VERBAL BEHAVIOR TEACHING
MAND
 Quando il bambino desidera qualcosa e nel contesto è presente
un ascoltatore, la richiesta verbale della cosa è considerata un
mand. In questo caso non vi è un antecedente verbale ma solo
una motivazione ad ottenere l’oggetto che rappresenta, di fatto,
il rinforzatore del mand stesso. Il mand è tipicamente il primo
passo nell’insegnamento del linguaggio in quanto attraverso il
rinforzo positivo concesso come conseguenza del mand stesso,
il bambino inizia ad associare il suono della sua voce con la
conseguenza positiva.
Se, ad esempio, il bambino vuole la palla e la nomina in
presenza del genitore o dell’educatore è avvenuto un mand.
VERBAL BEHAVIOR TEACHING
TACT
 Indica un comportamento che «mette in contatto» con il
contesto di riferimento.
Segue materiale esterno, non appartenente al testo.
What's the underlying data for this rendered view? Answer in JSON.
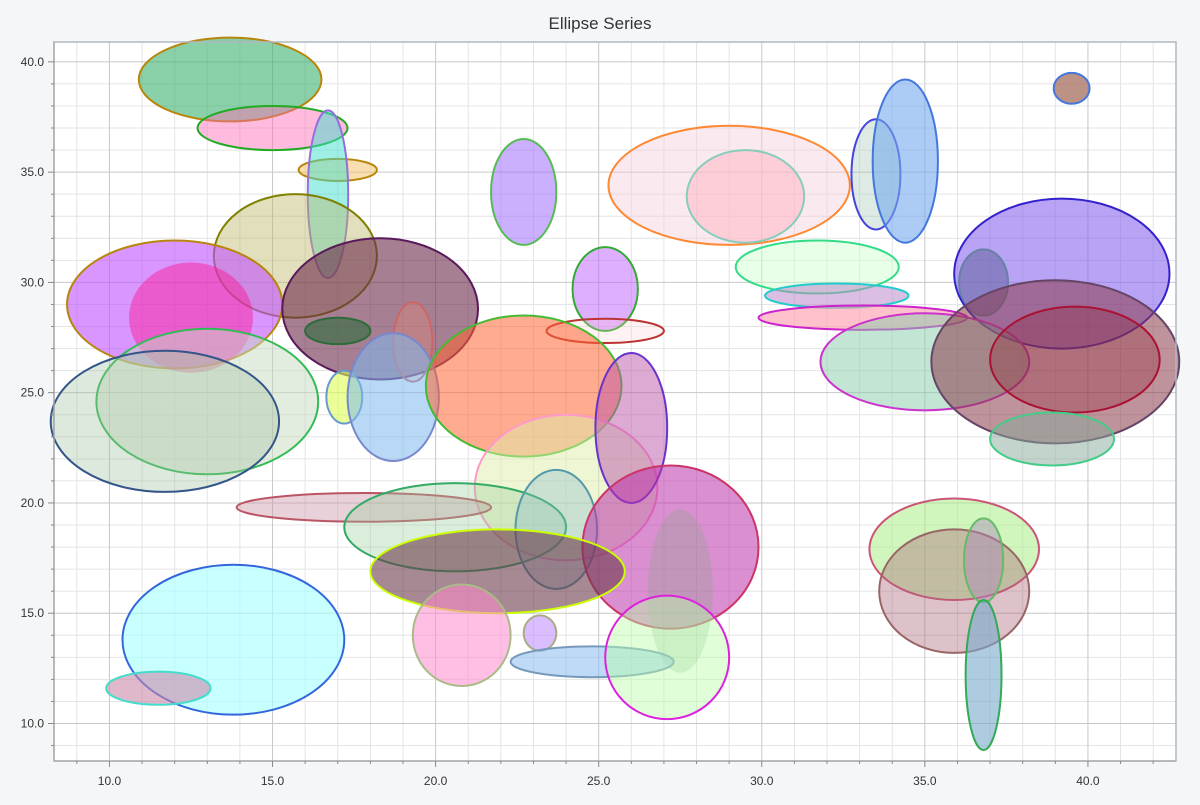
{
  "chart_data": {
    "type": "scatter",
    "title": "Ellipse Series",
    "xlabel": "",
    "ylabel": "",
    "xlim": [
      8.3,
      42.7
    ],
    "ylim": [
      8.3,
      40.9
    ],
    "x_ticks": [
      "10.0",
      "15.0",
      "20.0",
      "25.0",
      "30.0",
      "35.0",
      "40.0"
    ],
    "x_tick_values": [
      10,
      15,
      20,
      25,
      30,
      35,
      40
    ],
    "y_ticks": [
      "10.0",
      "15.0",
      "20.0",
      "25.0",
      "30.0",
      "35.0",
      "40.0"
    ],
    "y_tick_values": [
      10,
      15,
      20,
      25,
      30,
      35,
      40
    ],
    "grid": true,
    "minor_step": 1,
    "series": [
      {
        "cx": 13.7,
        "cy": 39.2,
        "rx": 2.8,
        "ry": 1.9,
        "fill": "#3cb371",
        "fillOpacity": 0.6,
        "stroke": "#b8860b"
      },
      {
        "cx": 15.0,
        "cy": 37.0,
        "rx": 2.3,
        "ry": 1.0,
        "fill": "#ff69b4",
        "fillOpacity": 0.45,
        "stroke": "#22aa22"
      },
      {
        "cx": 17.0,
        "cy": 35.1,
        "rx": 1.2,
        "ry": 0.5,
        "fill": "#f0c060",
        "fillOpacity": 0.5,
        "stroke": "#b8860b"
      },
      {
        "cx": 16.7,
        "cy": 34.0,
        "rx": 0.62,
        "ry": 3.8,
        "fill": "#40e0d0",
        "fillOpacity": 0.5,
        "stroke": "#9370db"
      },
      {
        "cx": 15.7,
        "cy": 31.2,
        "rx": 2.5,
        "ry": 2.8,
        "fill": "#bdb76b",
        "fillOpacity": 0.45,
        "stroke": "#808000"
      },
      {
        "cx": 12.0,
        "cy": 29.0,
        "rx": 3.3,
        "ry": 2.9,
        "fill": "#c050ff",
        "fillOpacity": 0.6,
        "stroke": "#b8860b"
      },
      {
        "cx": 12.5,
        "cy": 28.4,
        "rx": 1.9,
        "ry": 2.5,
        "fill": "#ff1493",
        "fillOpacity": 0.45,
        "stroke": "none"
      },
      {
        "cx": 18.3,
        "cy": 28.8,
        "rx": 3.0,
        "ry": 3.2,
        "fill": "#6b2a4a",
        "fillOpacity": 0.6,
        "stroke": "#5a1a5a"
      },
      {
        "cx": 17.0,
        "cy": 27.8,
        "rx": 1.0,
        "ry": 0.6,
        "fill": "#2e6b3a",
        "fillOpacity": 0.6,
        "stroke": "#2e6b3a"
      },
      {
        "cx": 19.3,
        "cy": 27.3,
        "rx": 0.6,
        "ry": 1.8,
        "fill": "#ff8c66",
        "fillOpacity": 0.25,
        "stroke": "#cc6666"
      },
      {
        "cx": 13.0,
        "cy": 24.6,
        "rx": 3.4,
        "ry": 3.3,
        "fill": "#c8dcc0",
        "fillOpacity": 0.5,
        "stroke": "#33bb55"
      },
      {
        "cx": 11.7,
        "cy": 23.7,
        "rx": 3.5,
        "ry": 3.2,
        "fill": "#9fc09f",
        "fillOpacity": 0.35,
        "stroke": "#335588"
      },
      {
        "cx": 17.2,
        "cy": 24.8,
        "rx": 0.55,
        "ry": 1.2,
        "fill": "#ddff55",
        "fillOpacity": 0.6,
        "stroke": "#6699cc"
      },
      {
        "cx": 18.7,
        "cy": 24.8,
        "rx": 1.4,
        "ry": 2.9,
        "fill": "#7fb8ee",
        "fillOpacity": 0.55,
        "stroke": "#7788cc"
      },
      {
        "cx": 22.7,
        "cy": 34.1,
        "rx": 1.0,
        "ry": 2.4,
        "fill": "#a070ff",
        "fillOpacity": 0.55,
        "stroke": "#55bb55"
      },
      {
        "cx": 25.2,
        "cy": 29.7,
        "rx": 1.0,
        "ry": 1.9,
        "fill": "#c060ff",
        "fillOpacity": 0.5,
        "stroke": "#33aa33"
      },
      {
        "cx": 25.2,
        "cy": 27.8,
        "rx": 1.8,
        "ry": 0.55,
        "fill": "#ffcccc",
        "fillOpacity": 0.25,
        "stroke": "#bb3333"
      },
      {
        "cx": 22.7,
        "cy": 25.3,
        "rx": 3.0,
        "ry": 3.2,
        "fill": "#ff6633",
        "fillOpacity": 0.55,
        "stroke": "#44bb33"
      },
      {
        "cx": 24.0,
        "cy": 20.7,
        "rx": 2.8,
        "ry": 3.3,
        "fill": "#ddeeaa",
        "fillOpacity": 0.5,
        "stroke": "#ff99cc"
      },
      {
        "cx": 26.0,
        "cy": 23.4,
        "rx": 1.1,
        "ry": 3.4,
        "fill": "#bb55aa",
        "fillOpacity": 0.5,
        "stroke": "#6633cc"
      },
      {
        "cx": 17.8,
        "cy": 19.8,
        "rx": 3.9,
        "ry": 0.65,
        "fill": "#cc99aa",
        "fillOpacity": 0.45,
        "stroke": "#bb5566"
      },
      {
        "cx": 20.6,
        "cy": 18.9,
        "rx": 3.4,
        "ry": 2.0,
        "fill": "#99cc99",
        "fillOpacity": 0.35,
        "stroke": "#33aa66"
      },
      {
        "cx": 23.7,
        "cy": 18.8,
        "rx": 1.25,
        "ry": 2.7,
        "fill": "#88bbcc",
        "fillOpacity": 0.35,
        "stroke": "#5599aa"
      },
      {
        "cx": 27.2,
        "cy": 18.0,
        "rx": 2.7,
        "ry": 3.7,
        "fill": "#bb33aa",
        "fillOpacity": 0.55,
        "stroke": "#cc3366"
      },
      {
        "cx": 21.9,
        "cy": 16.9,
        "rx": 3.9,
        "ry": 1.9,
        "fill": "#6b3a4a",
        "fillOpacity": 0.6,
        "stroke": "#ccff00"
      },
      {
        "cx": 27.5,
        "cy": 16.0,
        "rx": 1.0,
        "ry": 3.7,
        "fill": "#88aa88",
        "fillOpacity": 0.3,
        "stroke": "none"
      },
      {
        "cx": 13.8,
        "cy": 13.8,
        "rx": 3.4,
        "ry": 3.4,
        "fill": "#aaffff",
        "fillOpacity": 0.65,
        "stroke": "#3366dd"
      },
      {
        "cx": 11.5,
        "cy": 11.6,
        "rx": 1.6,
        "ry": 0.75,
        "fill": "#cc88aa",
        "fillOpacity": 0.6,
        "stroke": "#44ddcc"
      },
      {
        "cx": 20.8,
        "cy": 14.0,
        "rx": 1.5,
        "ry": 2.3,
        "fill": "#ff88cc",
        "fillOpacity": 0.55,
        "stroke": "#aabb88"
      },
      {
        "cx": 23.2,
        "cy": 14.1,
        "rx": 0.5,
        "ry": 0.8,
        "fill": "#bb88ff",
        "fillOpacity": 0.55,
        "stroke": "#aaaa88"
      },
      {
        "cx": 24.8,
        "cy": 12.8,
        "rx": 2.5,
        "ry": 0.7,
        "fill": "#88bbee",
        "fillOpacity": 0.55,
        "stroke": "#7799bb"
      },
      {
        "cx": 27.1,
        "cy": 13.0,
        "rx": 1.9,
        "ry": 2.8,
        "fill": "#bbffaa",
        "fillOpacity": 0.45,
        "stroke": "#dd22dd"
      },
      {
        "cx": 29.0,
        "cy": 34.4,
        "rx": 3.7,
        "ry": 2.7,
        "fill": "#f5d0dd",
        "fillOpacity": 0.45,
        "stroke": "#ff8833"
      },
      {
        "cx": 29.5,
        "cy": 33.9,
        "rx": 1.8,
        "ry": 2.1,
        "fill": "#ffb0c0",
        "fillOpacity": 0.5,
        "stroke": "#88ccbb"
      },
      {
        "cx": 31.7,
        "cy": 30.7,
        "rx": 2.5,
        "ry": 1.2,
        "fill": "#ccffcc",
        "fillOpacity": 0.45,
        "stroke": "#33dd88"
      },
      {
        "cx": 32.3,
        "cy": 29.4,
        "rx": 2.2,
        "ry": 0.55,
        "fill": "#bb88cc",
        "fillOpacity": 0.55,
        "stroke": "#22cccc"
      },
      {
        "cx": 33.1,
        "cy": 28.4,
        "rx": 3.2,
        "ry": 0.55,
        "fill": "#ff99aa",
        "fillOpacity": 0.6,
        "stroke": "#cc22cc"
      },
      {
        "cx": 33.5,
        "cy": 34.9,
        "rx": 0.75,
        "ry": 2.5,
        "fill": "#aaccbb",
        "fillOpacity": 0.4,
        "stroke": "#4444dd"
      },
      {
        "cx": 34.4,
        "cy": 35.5,
        "rx": 1.0,
        "ry": 3.7,
        "fill": "#77aaee",
        "fillOpacity": 0.6,
        "stroke": "#4477dd"
      },
      {
        "cx": 36.8,
        "cy": 30.0,
        "rx": 0.75,
        "ry": 1.5,
        "fill": "#3a6f3a",
        "fillOpacity": 0.6,
        "stroke": "#33aa33"
      },
      {
        "cx": 39.5,
        "cy": 38.8,
        "rx": 0.55,
        "ry": 0.7,
        "fill": "#aa7766",
        "fillOpacity": 0.8,
        "stroke": "#4477dd"
      },
      {
        "cx": 39.2,
        "cy": 30.4,
        "rx": 3.3,
        "ry": 3.4,
        "fill": "#8866ee",
        "fillOpacity": 0.6,
        "stroke": "#3322cc"
      },
      {
        "cx": 35.0,
        "cy": 26.4,
        "rx": 3.2,
        "ry": 2.2,
        "fill": "#88ccaa",
        "fillOpacity": 0.5,
        "stroke": "#cc33cc"
      },
      {
        "cx": 39.0,
        "cy": 26.4,
        "rx": 3.8,
        "ry": 3.7,
        "fill": "#8a3a4a",
        "fillOpacity": 0.55,
        "stroke": "#664466"
      },
      {
        "cx": 39.6,
        "cy": 26.5,
        "rx": 2.6,
        "ry": 2.4,
        "fill": "#8a2233",
        "fillOpacity": 0.3,
        "stroke": "#aa1133"
      },
      {
        "cx": 38.9,
        "cy": 22.9,
        "rx": 1.9,
        "ry": 1.2,
        "fill": "#88aa99",
        "fillOpacity": 0.5,
        "stroke": "#44cc88"
      },
      {
        "cx": 35.9,
        "cy": 17.9,
        "rx": 2.6,
        "ry": 2.3,
        "fill": "#aaee88",
        "fillOpacity": 0.55,
        "stroke": "#cc5577"
      },
      {
        "cx": 35.9,
        "cy": 16.0,
        "rx": 2.3,
        "ry": 2.8,
        "fill": "#aa6677",
        "fillOpacity": 0.4,
        "stroke": "#996666"
      },
      {
        "cx": 36.8,
        "cy": 17.4,
        "rx": 0.6,
        "ry": 1.9,
        "fill": "#aa88bb",
        "fillOpacity": 0.45,
        "stroke": "#66bb66"
      },
      {
        "cx": 36.8,
        "cy": 12.2,
        "rx": 0.55,
        "ry": 3.4,
        "fill": "#77aacc",
        "fillOpacity": 0.6,
        "stroke": "#33aa55"
      }
    ]
  }
}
Si tratta di un operante verbale in cui
una risposta di forma determinata viene evocata (o almeno
intensificata) da un particolare oggetto o proprietà di un
oggetto o di un evento. Il tact è quindi un operante verbale che
prevede un antecedente non verbale e un rinforzatore
generalizzato, come l’apprezzamento positivo di un adulto del
proprio ambiente.
Ad esempio la risposta «auto» emessa in presenza di un
ascoltatore e di un’auto viene rinforzata dall’approvazione del
genitore che può affermare «Bravo! È proprio un’auto!»
VERBAL BEHAVIOR TEACHING
COMPORTAMENTO INTRAVERBALE
 E’ una particolare tipologia di operante verbale nel quale uno
stimolo verbale seleziona l’occasione per una risposta verbale,
ma al contrario di quanto avviene nel mand, la risposta non
presenta una corrispondenza punto a punto con gli stimoli che
l’hanno evocata. Skinner lo definisce come un comportamento
in cui vi è una coincidenza formale fra lo stimolo e la risposta
prodotta, ma alcune risposte verbali non mostrano nessuna
corrispondenza con gli stimoli verbali che le provocano.
L’operante verbale può essere rinforzato in vari modi, specie
con rinforzatori di tipo sociale o, quando possibile e
apprezzato, con una continuazione dello scambio di
conversazione.
E’ il caso della risposta «quattro» con lo stimolo «due più
due», o «Parigi» con «Capitale della Francia».
Il programma di insegnamento di un mand verbale sviluppato con Marco
Fra i rinforzatori particolarmente graditi per Marco ci sono le bolle di sapone, che il bambino ama
tenere in mano e far rotolare sul tavolo. Gli piace anche giocare a soffiare e ottenere le bolle, ma non
riesce a farlo in maniera autonoma: c’è bisogno che gli educatori o i genitori svitino il tappo e tengano
in mano l’oggetto vicino a Marco, che a quel punto soffia.
Per facilitare il mand è stato sviluppato anche un programma insegnando l’utilizzo di uno specifico
gesto non convenzionale, che consiste nel portare il dito indice alla bocca e soffiare. I gesti sono stati
introdotti con Marco come degli strumenti aumentativi a sostegno del linguaggio e non sostitutivi.
Vengono create delle situazioni nell’ambiente, sia scolastico che familiare, nelle quali il bambino vede
le bolle di sapone, ma non riesce a raggiungerle da solo. In questo modo viene sollecitata una forte EO.
Marco ha imparato a effettuare il gesto e solitamente gli viene subito dato il contenitore delle bolle
pronunciando il nome verbalmente.
Adesso gli insegnanti e i genitori, dietro suggerimento dello specialista, adottano una procedura più
articolata. Quando si verifica l’EO e l’allievo emette anche il gesto, non viene subito concesso il
rinforzatore (il contenitore delle bolle), ma pronunciato un prompt ecoico per tre volte. Se non c’è
imitazione verbale si attendono circa 5 secondi poi si consegnano le bolle. Si lascia il bambino a far
rotolare il tubetto per una decina di secondi, poi le bolle vengono riprese e rimesse al loro posto. Dopo
circa tre settimane di lavoro coordinato e molto inteso in questa direzione si è verificata una risposta
verbale, anche se non precisa. Marco è stato rinforzato prontamente con le bolle socialmente e lo si è
lasciato giocare per un tempo sensibilmente più lungo.
A questo punto si è attenuato il prompt ecoico, fino a eliminarlo quando la verbalizzazione di Marco è
stata ritenuta adeguata. Il mand, infatti, è un operante che non richiede un antecedente per essere
emesso.
A questo punto si è ritenuto di effettuare un fading sull’efficacia del gesto, rinforzando Marco con
l’oggetto solo quando si verificava anche la richiesta verbale.